Este es nuestro más reciente editorial, compartido en el programa Notas humanas y Divinas que se emite todos los domingos por la Cadena Básica Nacional de RCN.


Elijamos dignidad, no indigencia, es el título de una propuesta que hace Oxfam internacional para aportar a la construcción de un plan de rescate económico justo a nivel global, frente a la crisis del coronavirus. Los efectos del virus se pueden manejar si la solidaridad se aplica, si las políticas públicas de los Estados priorizan la protección de su población; y si los países ricos proporcionan apoyos económicos estratégicos a las naciones en desarrollo y más empobrecidas del planeta.

La suspensión de diversas actividades laborales en medio de la propagación del Covid19 tiene un enorme impacto económico mundial. La Organización Internacional del Trabajo calcula que podrían perderse en el mundo ciento noventa y cinco millones de puestos de trabajo. Esto significaría que las familias en el mundo no podrían acceder a tres punto cuatro billones de dólares en ingresos. A esto se suma que globalmente son dos mil millones de personas que trabajan en el sector informal, lo que significa que, en países de renta media, como Colombia, los informales suman el sesenta y siete por ciento de las personas ocupadas. Esto representa más de ciento cuarenta millones de informales en América Latina. Personas que no podrán cumplir largas cuarentenas porque el día que no trabajen no comen, su salud será frágil, con riesgo de contraer enfermedades y débil capacidad de trabajo.

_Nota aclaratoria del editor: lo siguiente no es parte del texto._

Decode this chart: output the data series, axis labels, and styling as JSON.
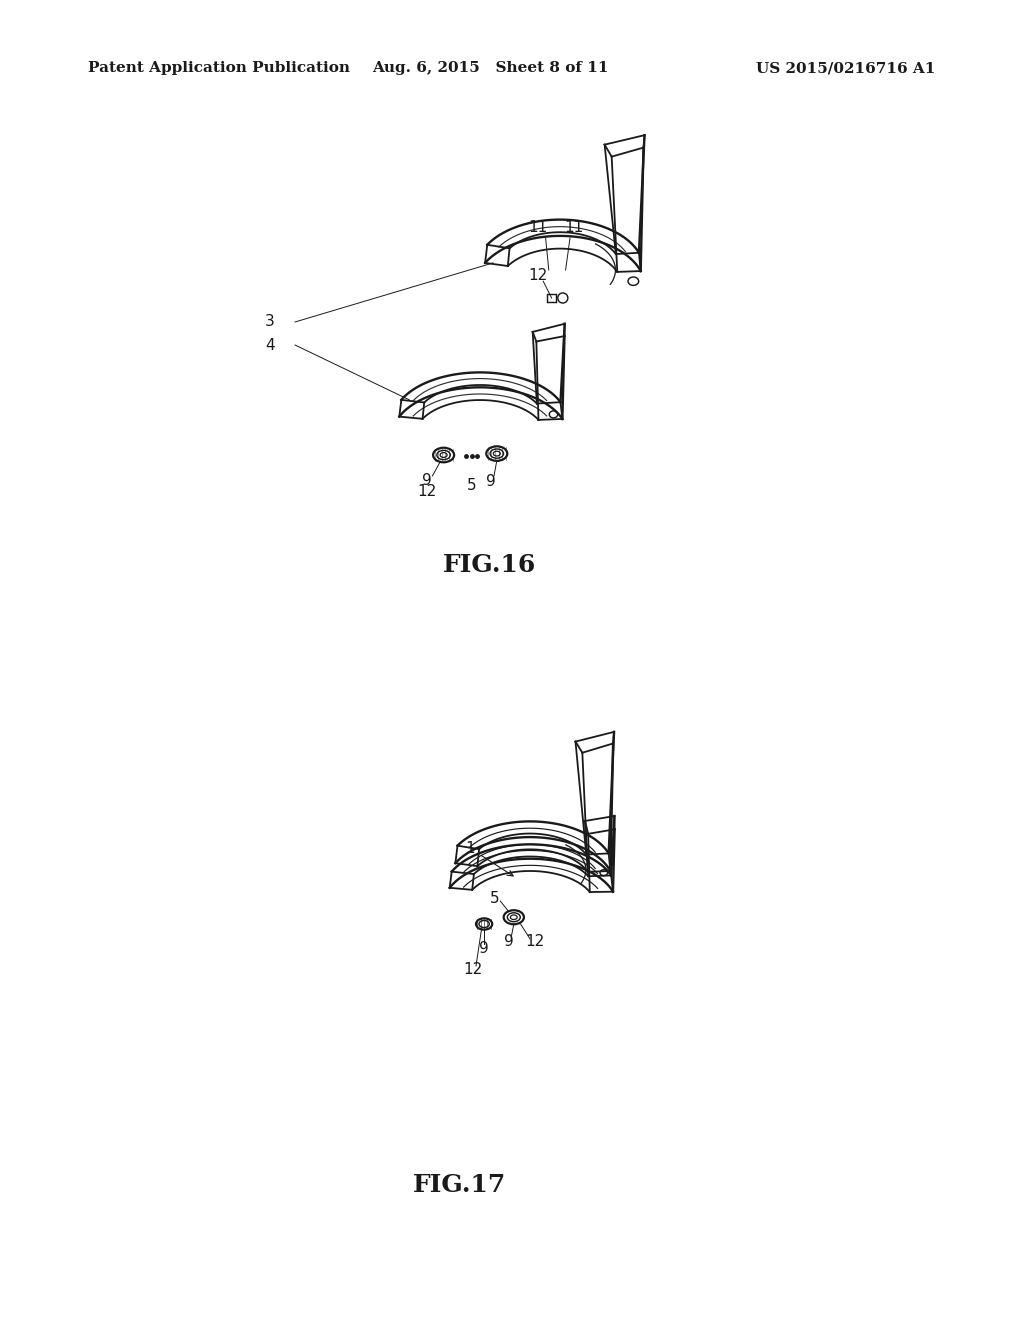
{
  "background_color": "#ffffff",
  "header_left": "Patent Application Publication",
  "header_center": "Aug. 6, 2015   Sheet 8 of 11",
  "header_right": "US 2015/0216716 A1",
  "header_fontsize": 11,
  "fig16_label": "FIG.16",
  "fig17_label": "FIG.17",
  "fig_label_fontsize": 18,
  "annotation_fontsize": 11,
  "text_color": "#000000",
  "line_color": "#1a1a1a"
}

En este contexto, las próximas decisiones que tomen el Banco Mundial, el FMI y los países del G20, deben ser efectivas si quieren mitigar los impactos económicos negativos. Se deben tomar medidas que beneficien directamente a las personas más empobrecidas y no solo rescatar grandes empresas. Por su parte, la Conferencia de la ONU sobre Comercio y Desarrollo ha solicitado dos punto cinco billones de dólares para rescatar la economías de los países en desarrollo y pobres.

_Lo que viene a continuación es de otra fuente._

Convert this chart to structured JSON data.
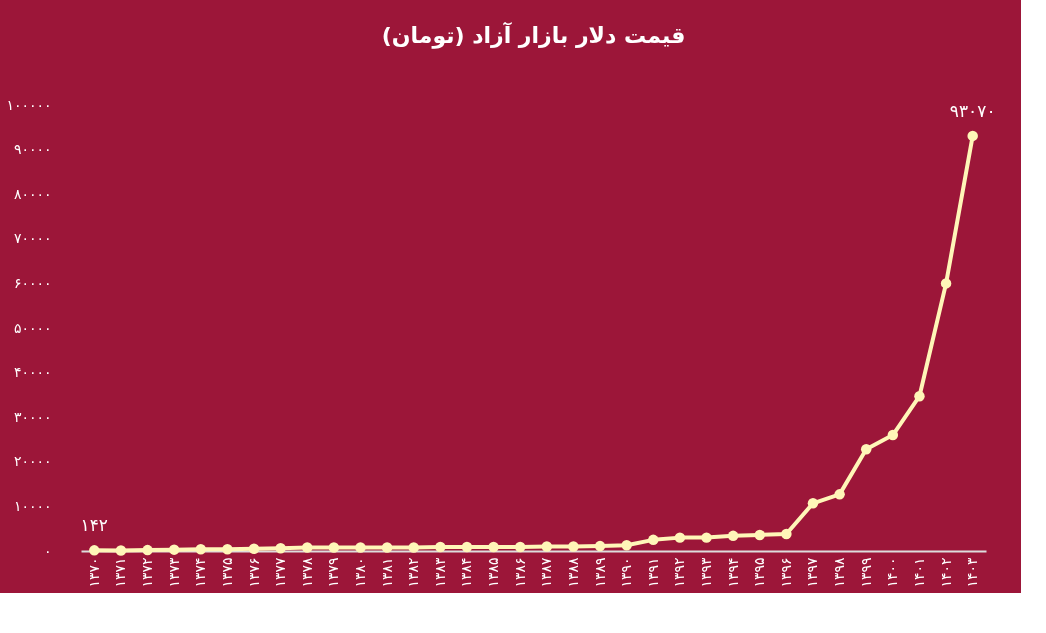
{
  "chart_data": {
    "type": "line",
    "title": "قیمت دلار بازار آزاد (تومان)",
    "categories": [
      "۱۳۷۰",
      "۱۳۷۱",
      "۱۳۷۲",
      "۱۳۷۳",
      "۱۳۷۴",
      "۱۳۷۵",
      "۱۳۷۶",
      "۱۳۷۷",
      "۱۳۷۸",
      "۱۳۷۹",
      "۱۳۸۰",
      "۱۳۸۱",
      "۱۳۸۲",
      "۱۳۸۳",
      "۱۳۸۴",
      "۱۳۸۵",
      "۱۳۸۶",
      "۱۳۸۷",
      "۱۳۸۸",
      "۱۳۸۹",
      "۱۳۹۰",
      "۱۳۹۱",
      "۱۳۹۲",
      "۱۳۹۳",
      "۱۳۹۴",
      "۱۳۹۵",
      "۱۳۹۶",
      "۱۳۹۷",
      "۱۳۹۸",
      "۱۳۹۹",
      "۱۴۰۰",
      "۱۴۰۱",
      "۱۴۰۲",
      "۱۴۰۳"
    ],
    "series": [
      {
        "color": "#fff6b8",
        "values": [
          142,
          100,
          200,
          300,
          400,
          400,
          500,
          600,
          800,
          800,
          800,
          800,
          800,
          900,
          900,
          900,
          900,
          1000,
          1000,
          1100,
          1300,
          2500,
          3000,
          3000,
          3400,
          3600,
          3800,
          10700,
          12700,
          22800,
          26000,
          34700,
          60000,
          93070
        ],
        "value_labels": [
          "۱۴۲",
          null,
          null,
          null,
          null,
          null,
          null,
          null,
          null,
          null,
          null,
          null,
          null,
          null,
          null,
          null,
          null,
          null,
          null,
          null,
          null,
          null,
          null,
          null,
          null,
          null,
          null,
          null,
          null,
          null,
          null,
          null,
          null,
          "۹۳۰۷۰"
        ]
      }
    ],
    "ylim": [
      0,
      100000
    ],
    "yticks": [
      {
        "value": 0,
        "label": "۰"
      },
      {
        "value": 10000,
        "label": "۱۰۰۰۰"
      },
      {
        "value": 20000,
        "label": "۲۰۰۰۰"
      },
      {
        "value": 30000,
        "label": "۳۰۰۰۰"
      },
      {
        "value": 40000,
        "label": "۴۰۰۰۰"
      },
      {
        "value": 50000,
        "label": "۵۰۰۰۰"
      },
      {
        "value": 60000,
        "label": "۶۰۰۰۰"
      },
      {
        "value": 70000,
        "label": "۷۰۰۰۰"
      },
      {
        "value": 80000,
        "label": "۸۰۰۰۰"
      },
      {
        "value": 90000,
        "label": "۹۰۰۰۰"
      },
      {
        "value": 100000,
        "label": "۱۰۰۰۰۰"
      }
    ],
    "grid": false,
    "marker": "circle",
    "line_style": "solid"
  }
}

Según Oxfam, entre las medidas posibles están: Primero: conceder subvenciones en efectivo para reforzar prestaciones sociales a empleados de bajo ingreso, esto activa la economía y las empresas asegurarán la fuerza laboral. Segundo: rescatar empresas de manera responsable. Dar prioridad a las pequeñas y medianas y rescatar empresas grandes que tomen en serio los intereses laborales. Tercero: suspender la deuda externa durante un año y condonarla cuando sea necesario. Cuarto: emitir derechos especiales de giro para estimular la economía global. Quinto: que los Estados ricos incrementen la cuota de ayuda a los Estados pobres, partiendo de su compromiso de destinar el cero punto siete por ciento de su PIB, incluyendo la respuesta del plan humanitario global ante el Covid19. Y, finalmente, una sexta medida es aplicar impuestos solidarios de emergencia, gravando beneficios extraordinarios, la riqueza de personas más ricas, productos financieros especulativos y actividades de impacto negativo en el medio ambiente.

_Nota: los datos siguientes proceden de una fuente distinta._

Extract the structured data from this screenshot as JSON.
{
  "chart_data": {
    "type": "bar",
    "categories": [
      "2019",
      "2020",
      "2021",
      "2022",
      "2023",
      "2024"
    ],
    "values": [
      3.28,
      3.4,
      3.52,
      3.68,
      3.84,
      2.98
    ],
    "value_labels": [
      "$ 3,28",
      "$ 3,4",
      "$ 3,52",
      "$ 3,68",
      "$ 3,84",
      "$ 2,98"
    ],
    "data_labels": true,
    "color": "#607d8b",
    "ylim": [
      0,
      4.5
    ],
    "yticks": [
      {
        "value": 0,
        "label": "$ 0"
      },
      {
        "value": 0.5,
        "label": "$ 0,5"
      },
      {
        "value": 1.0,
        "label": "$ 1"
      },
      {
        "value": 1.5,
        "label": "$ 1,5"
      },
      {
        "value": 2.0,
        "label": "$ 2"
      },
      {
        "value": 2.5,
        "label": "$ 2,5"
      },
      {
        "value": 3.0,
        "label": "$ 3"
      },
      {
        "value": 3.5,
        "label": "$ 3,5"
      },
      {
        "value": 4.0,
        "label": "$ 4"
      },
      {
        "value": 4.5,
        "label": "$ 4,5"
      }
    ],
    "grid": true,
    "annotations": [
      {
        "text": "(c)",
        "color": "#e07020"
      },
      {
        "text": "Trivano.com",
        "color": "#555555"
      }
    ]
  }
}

Sin la aplicación de estas medidas la crisis sumirá en la pobreza a quinientos millones de personas en el mundo, perdiéndose hasta tres décadas de lucha contra la pobreza. El Padre Cantalamessa, en la homilía del viernes santo en la Basílica de San Pedro, expresó: “La pandemia del Coronavirus nos ha despertado bruscamente del peligro mayor que siempre han corrido los individuos y la humanidad: el del delirio de omnipotencia. Destinemos los ilimitados recursos empleados para las armas para los fines cuya necesidad y urgencia vemos en estas situaciones: la salud, la higiene, la alimentación, la lucha contra la pobreza, el cuidado de lo creado. Dejemos a la generación que venga un mundo más pobre de cosas y de dinero, si es necesario, pero más rico en humanidad”.

 

 

Luis Guillermo Guerrero Guevara

Director general CINEP/Programa por la Paz.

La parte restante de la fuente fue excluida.